新井宏昌氏が解説、ロッテ・西川は「うまく打っていた」
ルーキーとは思えぬ堂々としたプレーだった。野球日本代表「侍ジャパン」は15日、「ラグザス 侍ジャパンシリーズ 2025 日本 vs 韓国」に11-4で快勝。プロ1年目で代表入りした西川史礁外野手(ロッテ)が「7番・左翼」で出場して2安打をマーク。「9番・一塁」で出場した佐々木泰内野手(広島)も適時打を放った。
現役時代に通算2038安打を放ち、引退後はオリックス、広島などで指導力を発揮した野球評論家・新井宏昌氏は「物怖じせずに凄く思い切りのいいスイングをしていた」と説明。「大きな試合に選ばれて伸び伸びとバットが振れているのが素晴らしい」と高く評価した。

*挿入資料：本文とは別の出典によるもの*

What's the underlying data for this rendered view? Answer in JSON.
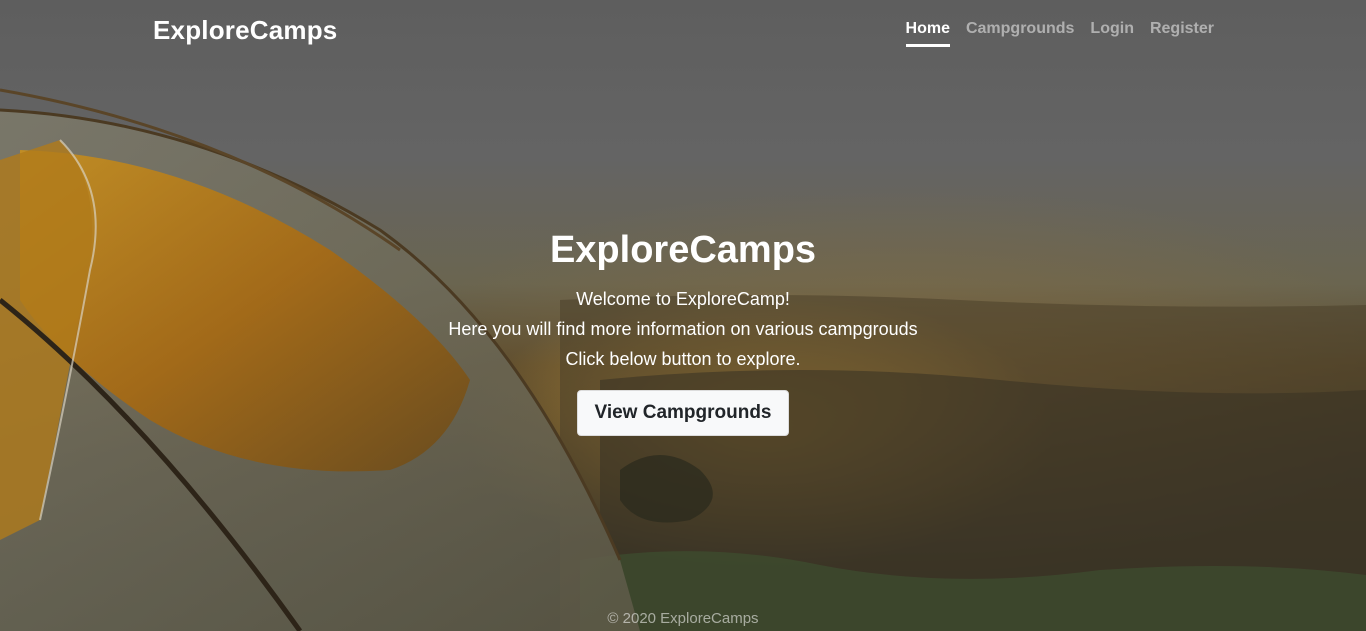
{
  "brand": "ExploreCamps",
  "nav": {
    "items": [
      {
        "label": "Home",
        "active": true
      },
      {
        "label": "Campgrounds",
        "active": false
      },
      {
        "label": "Login",
        "active": false
      },
      {
        "label": "Register",
        "active": false
      }
    ]
  },
  "hero": {
    "title": "ExploreCamps",
    "lines": [
      "Welcome to ExploreCamp!",
      "Here you will find more information on various campgrouds",
      "Click below button to explore."
    ],
    "button_label": "View Campgrounds"
  },
  "footer": {
    "text": "© 2020 ExploreCamps"
  },
  "colors": {
    "text": "#ffffff",
    "nav_inactive": "rgba(255,255,255,0.5)",
    "button_bg": "#f8f9fa",
    "button_text": "#212529"
  }
}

日本代表の試合は、ベテランであっても簡単ではない。「新人だと緊張したり、力を出しにくい状況が多いんですけど、西川も佐々木もそんな様子はなかった」と分析。「特に西川は引きつけて逆方向にうまく打っていました」と解説した。
2回まで1人の走者も出せていなかった侍ジャパン。3回、先頭で打席に立った西川は、初球の152キロ直球を右前にはじき返した。チーム初安打でベンチを活気づけると、4回には再び初球を捉えて同点に追いつく右翼線2点二塁打。積極果敢な打撃でチームを勢いづかせた。
左足を大きく上げるフォーム「このままのスタイルで」
オープン戦では打率.410、OPS1.018を記録。ただ、他球団に研究された公式戦では開幕直後から苦しみ、打率1割台前半と低迷して2度の2軍落ちを経験した。そこで打撃スタイルの変更に着手。ミートポイントの位置を体に近づけ、ギリギリまで引きつけて球を見極めることで対応力が上がった。

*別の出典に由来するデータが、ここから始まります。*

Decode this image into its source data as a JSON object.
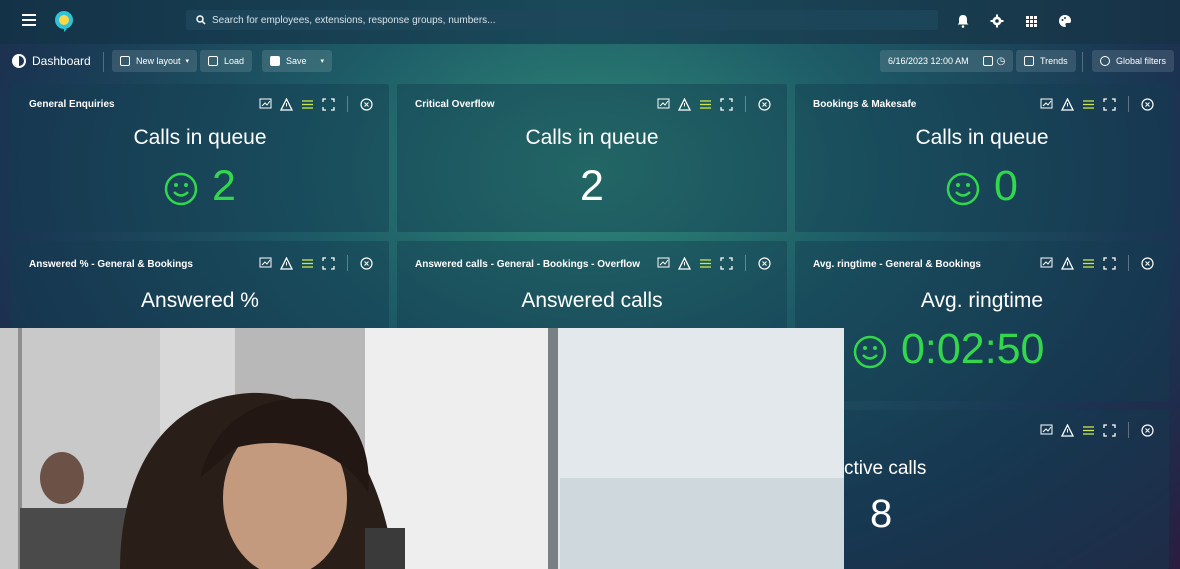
{
  "topbar": {
    "search_placeholder": "Search for employees, extensions, response groups, numbers..."
  },
  "toolbar": {
    "dashboard_label": "Dashboard",
    "new_layout_label": "New layout",
    "load_label": "Load",
    "save_label": "Save",
    "datetime": "6/16/2023 12:00 AM",
    "trends_label": "Trends",
    "global_filters_label": "Global filters"
  },
  "tiles": [
    {
      "title": "General Enquiries",
      "metric": "Calls in queue",
      "value": "2",
      "status": "green-smile"
    },
    {
      "title": "Critical Overflow",
      "metric": "Calls in queue",
      "value": "2",
      "status": "none"
    },
    {
      "title": "Bookings & Makesafe",
      "metric": "Calls in queue",
      "value": "0",
      "status": "green-smile"
    },
    {
      "title": "Answered % - General & Bookings",
      "metric": "Answered %",
      "value": "",
      "status": "none"
    },
    {
      "title": "Answered calls - General - Bookings - Overflow",
      "metric": "Answered calls",
      "value": "",
      "status": "none"
    },
    {
      "title": "Avg. ringtime - General & Bookings",
      "metric": "Avg. ringtime",
      "value": "0:02:50",
      "status": "green-smile"
    },
    {
      "title": "",
      "metric": "ctive calls",
      "value": "8",
      "status": "none"
    }
  ],
  "colors": {
    "accent_green": "#32d74b",
    "bg_teal": "#2f8a78",
    "bg_navy": "#1a3552"
  }
}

6月中旬に1軍再昇格すると、6月は月間打率.441を記録。左翼のレギュラーに定着し、リーグトップの27二塁打を放つなど、大器の片りんを示した。シーズン最終戦で規定打席に到達。リーグ6位の打率.281をマークし、新人王の有力候補の1人となっている。
新井氏は西川の左足を大きく上げる打撃フォームにも言及。「あれだけ足を上げると、緩急をつけられた時にもろさが出る怖さがある。アウトのなり方にも紙一重な部分が出ます」と不安材料を挙げつつ「それでも高いアベレージを残せているのは、彼らしいタイミングの取り方をモノにしているからでしょう」と分析した。

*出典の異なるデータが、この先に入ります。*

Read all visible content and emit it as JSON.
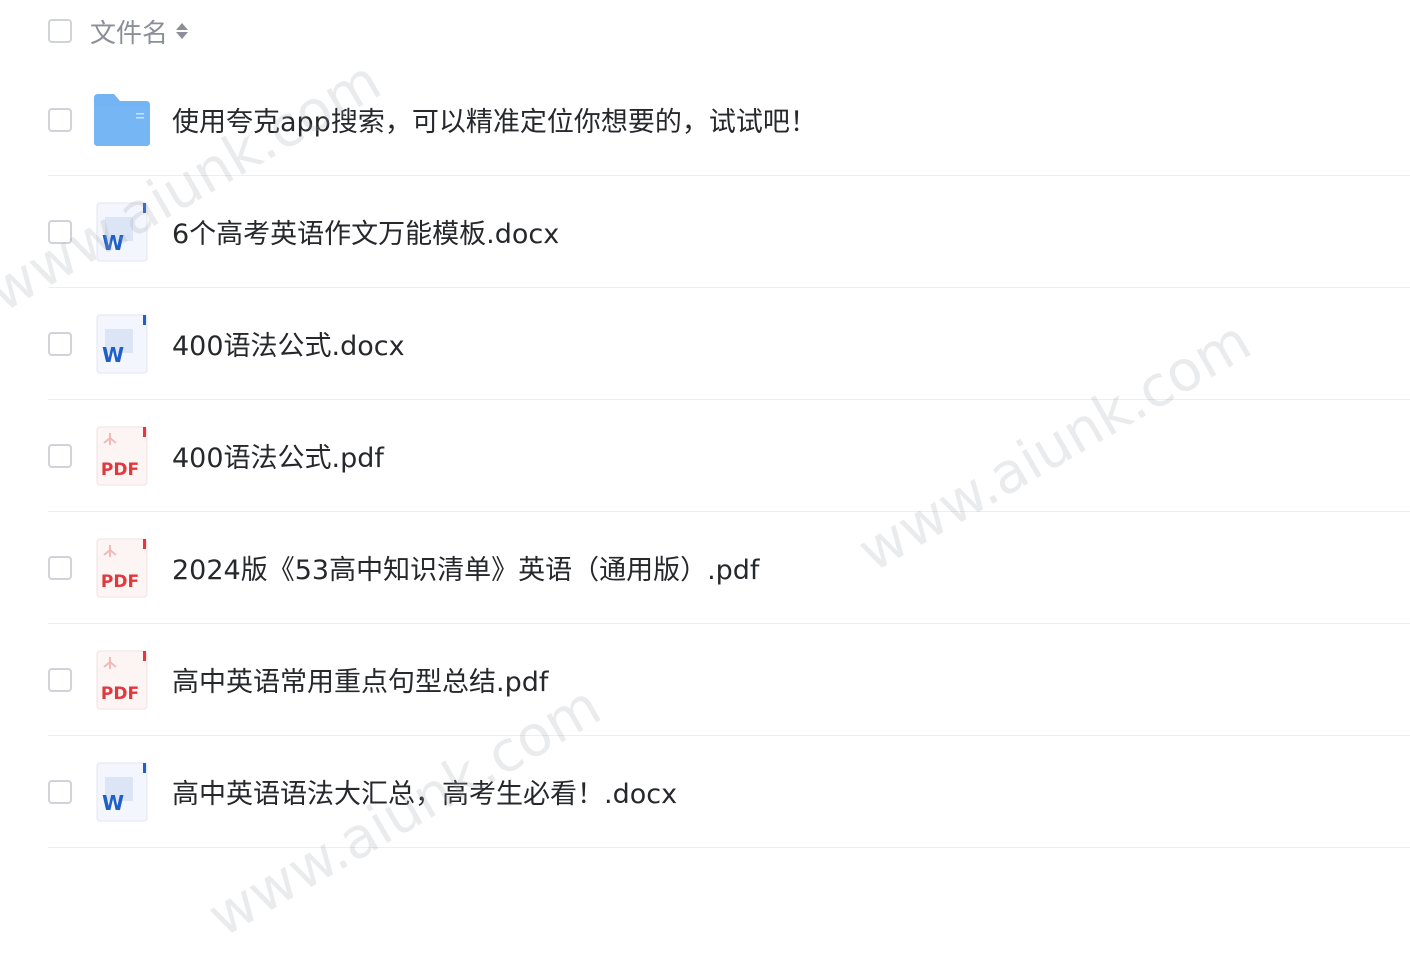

「今後、研究された時にどうなるかですけど、今のスタイルで結果が出ているし、大きな大会でもこのままのスタイルでいってくれればいいかなと思います」。四死球を含めて4出塁で来年3月の第6回ワールド・ベースボール・クラシック(WBC)のメンバー入りへ猛アピールした22歳。思い切りのいい打撃は魅力十分で、期待は高まる一方だ。